Metabolic activation of benzo[a]pyrene in two fetal mouse hepatocyte lines: induction of DNA adducts and micronuclei.

We have studied the metabolic competence of two non-transformed epithelial-like cell lines derived from fetal mouse liver, C 6 and C 2.8, to activate the promutagen benzo[a]pyrene by measuring both the induction of DNA adducts through the nuclease P1-enhanced P-32-postlabeling assay and the formation of micronuclei. The pattern and level of DNA adducts detected in C 6 and C 2.8 cells treated with benzo[a]pyrene were compared with those obtained in human peripheral blood lymphocytes treated with the same compound and with [H-3]anti-benzo[a]pyrene diolepoxide. In both the cell lines and in human lymphocytes we observed a consistent induction of distinct DNA adducts.
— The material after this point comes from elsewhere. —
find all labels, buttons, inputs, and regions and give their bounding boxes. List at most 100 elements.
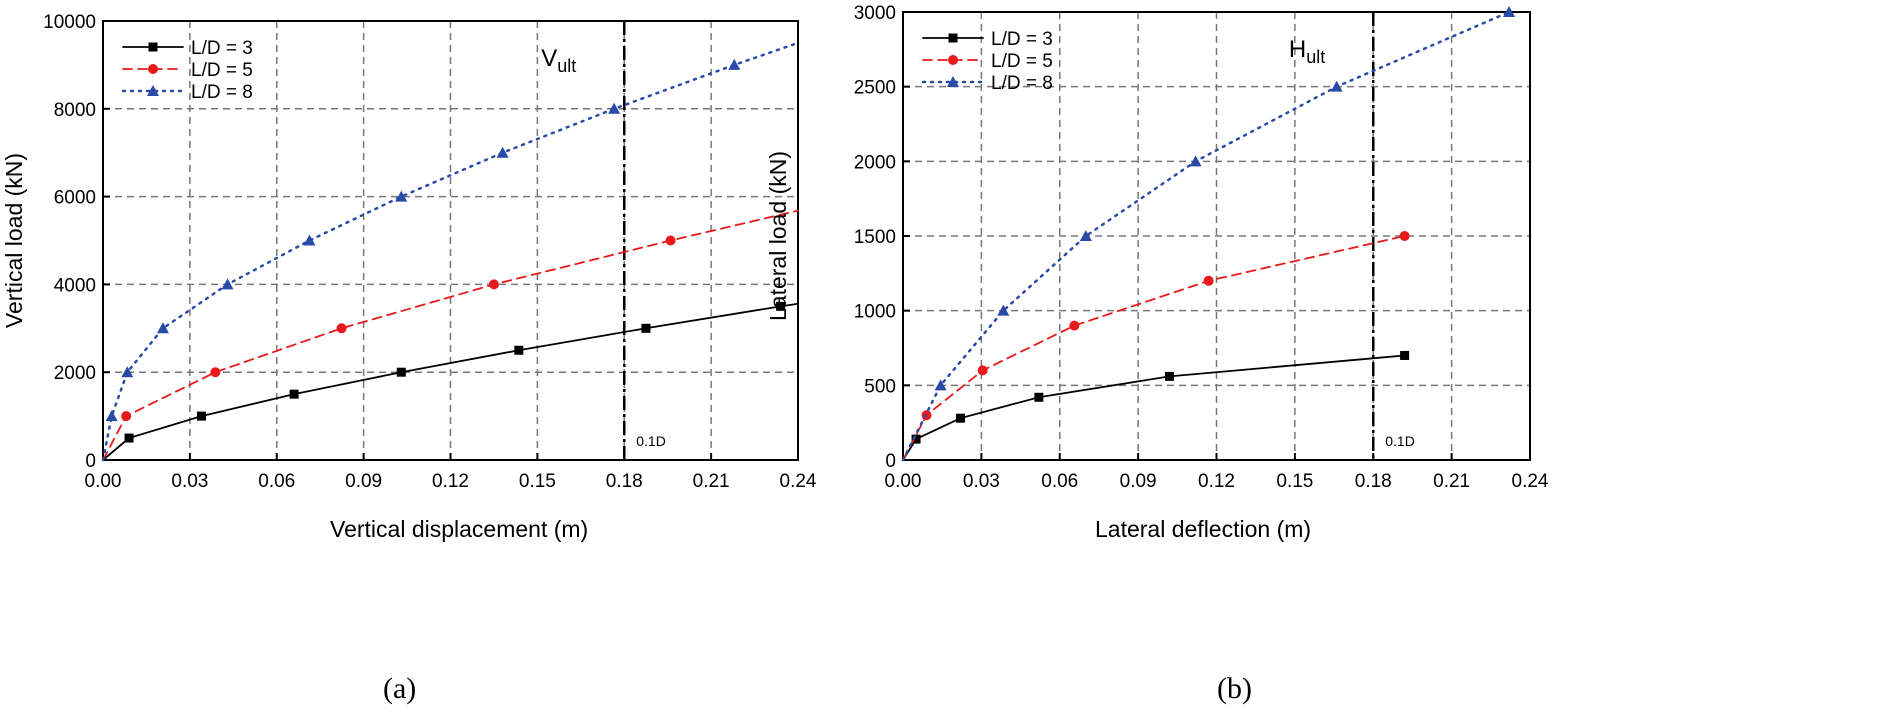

In C 6 and C 2.8 cells, the most evident adduct showed a position similar to that of the main adduct induced by [H-3]-anti-benzo[a]pyrene diolepoxide in human lymphocytes. In addition, benzo[a]pyrene caused a significant increase of micronucleated C 6 and C 2.8 cells, whereas the frequency of micronuclei did not increase in CHO cells treated, for comparison, in the same way.